You can toggle between small graphs/large graphs by clicking Graph/No Graph on the top right.
2.1.2. Devices
The devices section allows you to drill down which devices to examine. You can choose to filter by Devices type or Location. As we are not actually using real locations this won't be that helpful. The sections are divided as follows:
- Network: Switchium and switch2
- Load Balancers: lb-1,lb-2
- Storage: Netapp Filers, and Storage (Where actual disks matter)

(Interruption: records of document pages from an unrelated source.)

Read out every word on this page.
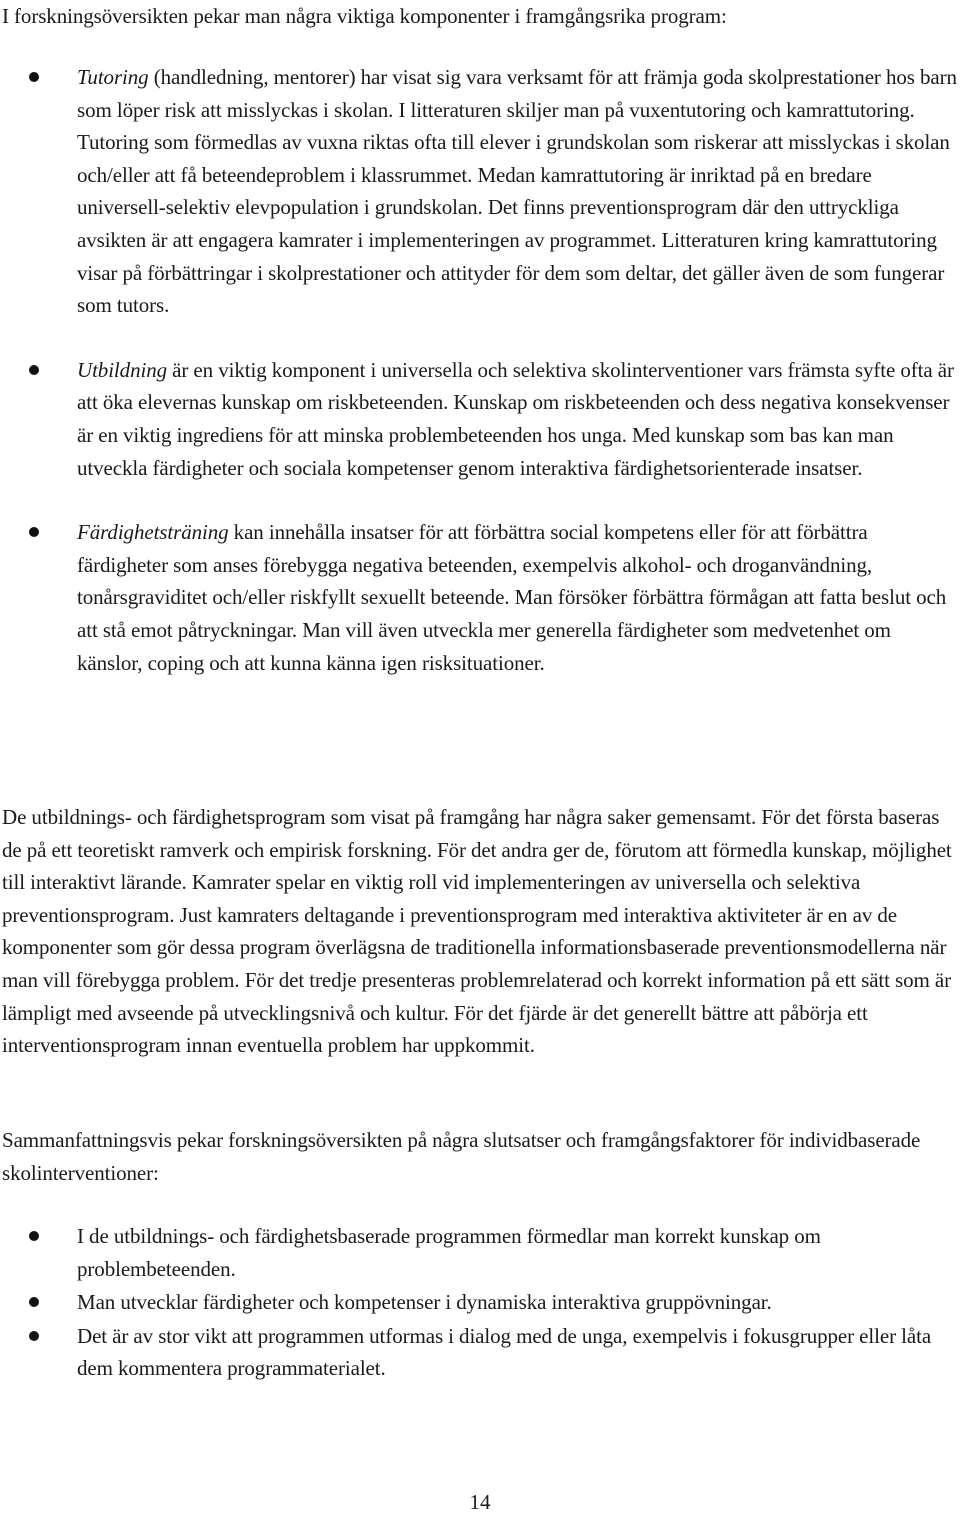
I forskningsöversikten pekar man några viktiga komponenter i framgångsrika program:

Tutoring (handledning, mentorer) har visat sig vara verksamt för att främja goda skolprestationer hos barn som löper risk att misslyckas i skolan. I litteraturen skiljer man på vuxentutoring och kamrattutoring. Tutoring som förmedlas av vuxna riktas ofta till elever i grundskolan som riskerar att misslyckas i skolan och/eller att få beteendeproblem i klassrummet. Medan kamrattutoring är inriktad på en bredare universell-selektiv elevpopulation i grundskolan. Det finns preventionsprogram där den uttryckliga avsikten är att engagera kamrater i implementeringen av programmet. Litteraturen kring kamrattutoring visar på förbättringar i skolprestationer och attityder för dem som deltar, det gäller även de som fungerar som tutors.
Utbildning är en viktig komponent i universella och selektiva skolinterventioner vars främsta syfte ofta är att öka elevernas kunskap om riskbeteenden. Kunskap om riskbeteenden och dess negativa konsekvenser är en viktig ingrediens för att minska problembeteenden hos unga. Med kunskap som bas kan man utveckla färdigheter och sociala kompetenser genom interaktiva färdighetsorienterade insatser.
Färdighetsträning kan innehålla insatser för att förbättra social kompetens eller för att förbättra färdigheter som anses förebygga negativa beteenden, exempelvis alkohol- och droganvändning, tonårsgraviditet och/eller riskfyllt sexuellt beteende. Man försöker förbättra förmågan att fatta beslut och att stå emot påtryckningar. Man vill även utveckla mer generella färdigheter som medvetenhet om känslor, coping och att kunna känna igen risksituationer.

De utbildnings- och färdighetsprogram som visat på framgång har några saker gemensamt. För det första baseras de på ett teoretiskt ramverk och empirisk forskning. För det andra ger de, förutom att förmedla kunskap, möjlighet till interaktivt lärande. Kamrater spelar en viktig roll vid implementeringen av universella och selektiva preventionsprogram. Just kamraters deltagande i preventionsprogram med interaktiva aktiviteter är en av de komponenter som gör dessa program överlägsna de traditionella informationsbaserade preventionsmodellerna när man vill förebygga problem. För det tredje presenteras problemrelaterad och korrekt information på ett sätt som är lämpligt med avseende på utvecklingsnivå och kultur. För det fjärde är det generellt bättre att påbörja ett interventionsprogram innan eventuella problem har uppkommit.

Sammanfattningsvis pekar forskningsöversikten på några slutsatser och framgångsfaktorer för individbaserade skolinterventioner:

I de utbildnings- och färdighetsbaserade programmen förmedlar man korrekt kunskap om problembeteenden.
Man utvecklar färdigheter och kompetenser i dynamiska interaktiva gruppövningar.
Det är av stor vikt att programmen utformas i dialog med de unga, exempelvis i fokusgrupper eller låta dem kommentera programmaterialet.
14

- Workstation: Shells and Carbon
- Servers: Everything else
You can further narrow down devices by filtering from the search menu.
2.2. Device Map
We plan to group each device by Rack and Dom0. Each dot will indicate a DomU-Dom0 group and each continent will indicate each rack as follow:
- North America: Rack 0 + Misc
- South America: Rack 1
- Europe: Rack 2
- Africa: Rack 3
- North Asia: Rack 4
- South-East Asia: Rack 5
- Oceania: Rack 6
2.3. Notification Section
Here Devices being down and rebooted as well as ports (which may be connected to unmonitored devices) are displayed. These alerts may correspond to alerts sent out by the alerting mechanism too.
Here are some critical alerts:
Device Down: Indicates a problem contacting the SNMP agent on the host. This may be due to the device actually being down or the SNMP agent freezing/crashing. SNMP agent freezing can occur due to storage-2 being down
Port Down: Indicates that the switch detected the nic on the other side went down. This can indicate that the host is actually unreachable.
Here are some usually safe alerts:
- Port Errors: Usually safe to ignore. Indicates a problems with the client nic, usually on a retro device (gi 16, gi 6).
- Device Rebooted: Usually safe to ignore, Auto dismisses after a set time. Indicates that the client has rebooted recently.